Three potential vulnerabilities affecting all Nortel VPN router models were flagged by the company this week. Nortel has issued patches for all three problems. Nortel adds that upgrading to VPN router software versions 6_05.140, 5_05.304 or 5_05.149 fixes the three issues it is reporting. (The upgrade secures the two diagnostic user accounts, closes the vulnerability in the Web manager and adds 3DES encryption to passwords). Software upgrades can be obtained at Nortel's site.

User accounts used for diagnostics on Nortel VPN routers (formerly known as Contivity) could be used to gain access to a corporate VPN. In another potential vulnerability, unauthorized remote users could also gain administrative access to a VPN router through a Web interface. A third vulnerability could result in someone cracking users' VPN passwords.

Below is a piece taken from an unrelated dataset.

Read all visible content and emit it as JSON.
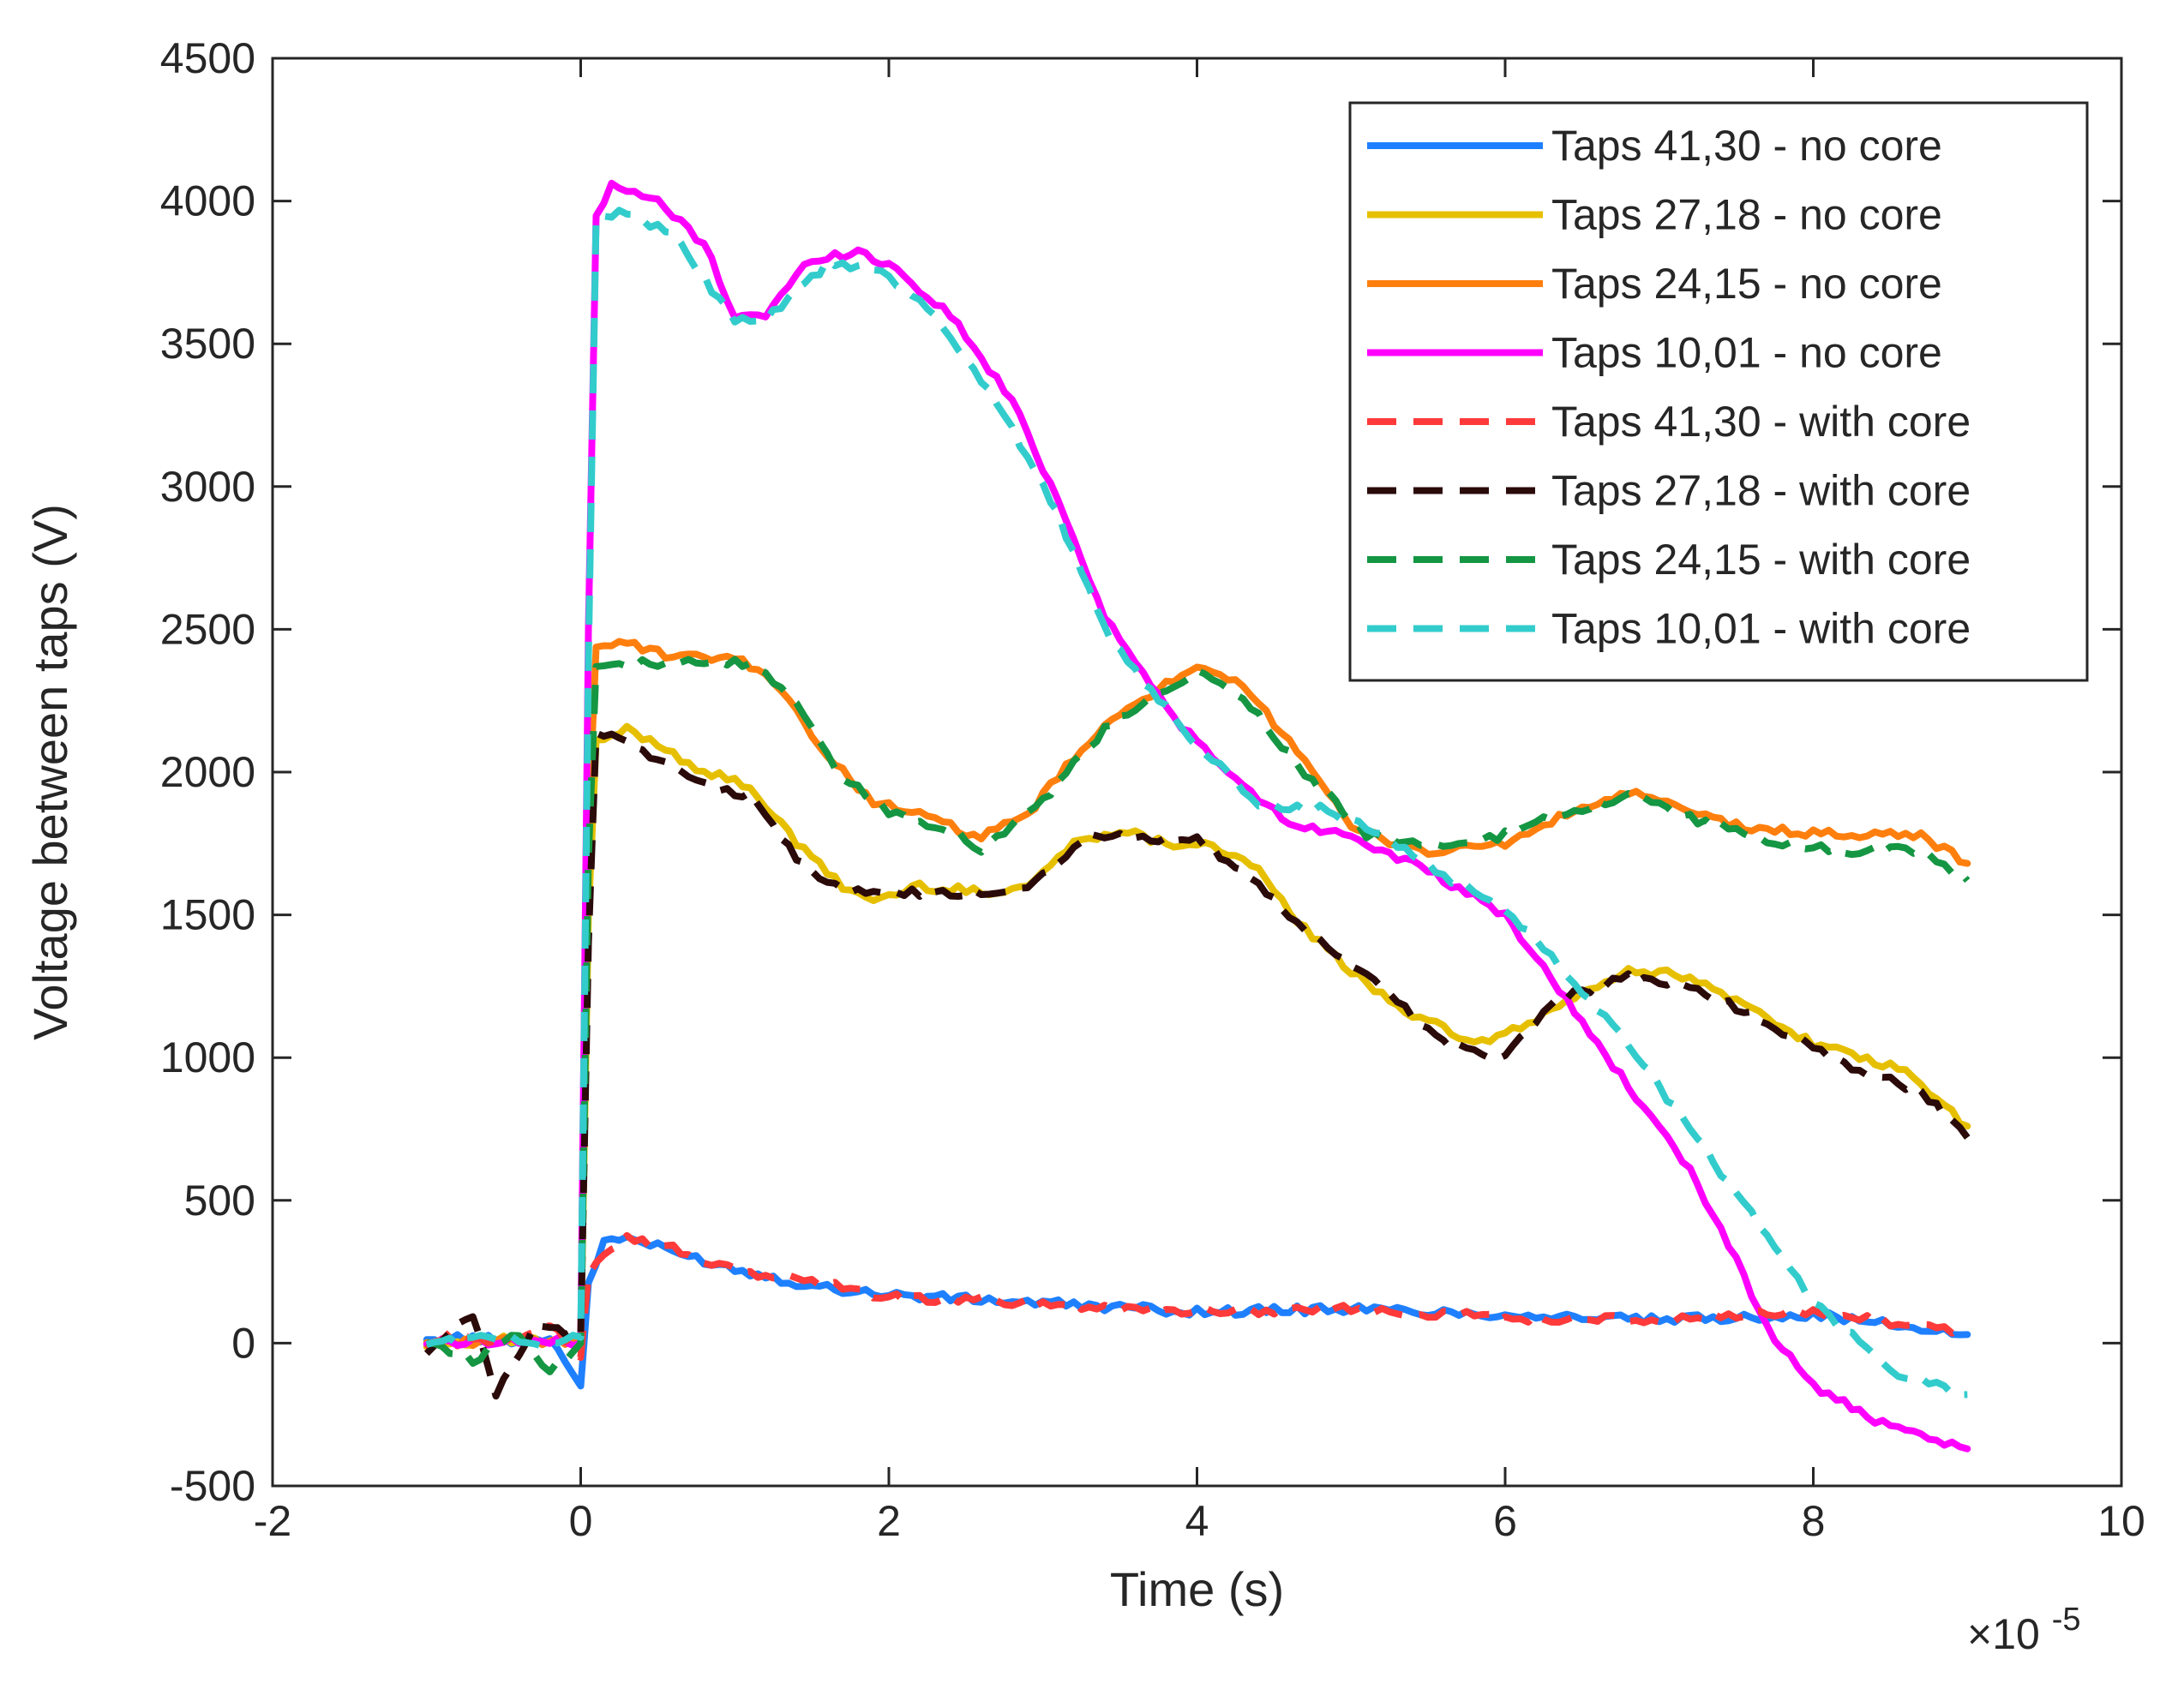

Nortel says it has issued software that fixes these flaws. Product versions affected include all Nortel VPN router models (PDF format) -- 1000, 2000, 3000, 4000 and 5000.

The user account issue, among the three discovered by a German security researcher, involves two user accounts stored in the VPN Router's default directory. The accounts are used for diagnostics of various VPN tunnels types when the router is used in Federal Information Processing Standards encryption mode --  a standard used by government agencies.

"These accounts represent a potential backdoor into the private network from any VPN router," Nortel says in a bulletin.

Web-based management interfaces on VPN routers can also be accessed by unauthorized users by "careful manipulation of the URL" of the router's Web address. Nortel says this could give limited access to some router configuration settings.

Nortel is also warning that the DES key it uses to encrypt all user passwords on its VPN routers are identical. "It is possible -- providing the attacker was able to gain access to the Lightweight Directory Access Protocol store -- to use a brute force attack on the hash of a user password in order to gain network access," Nortel says.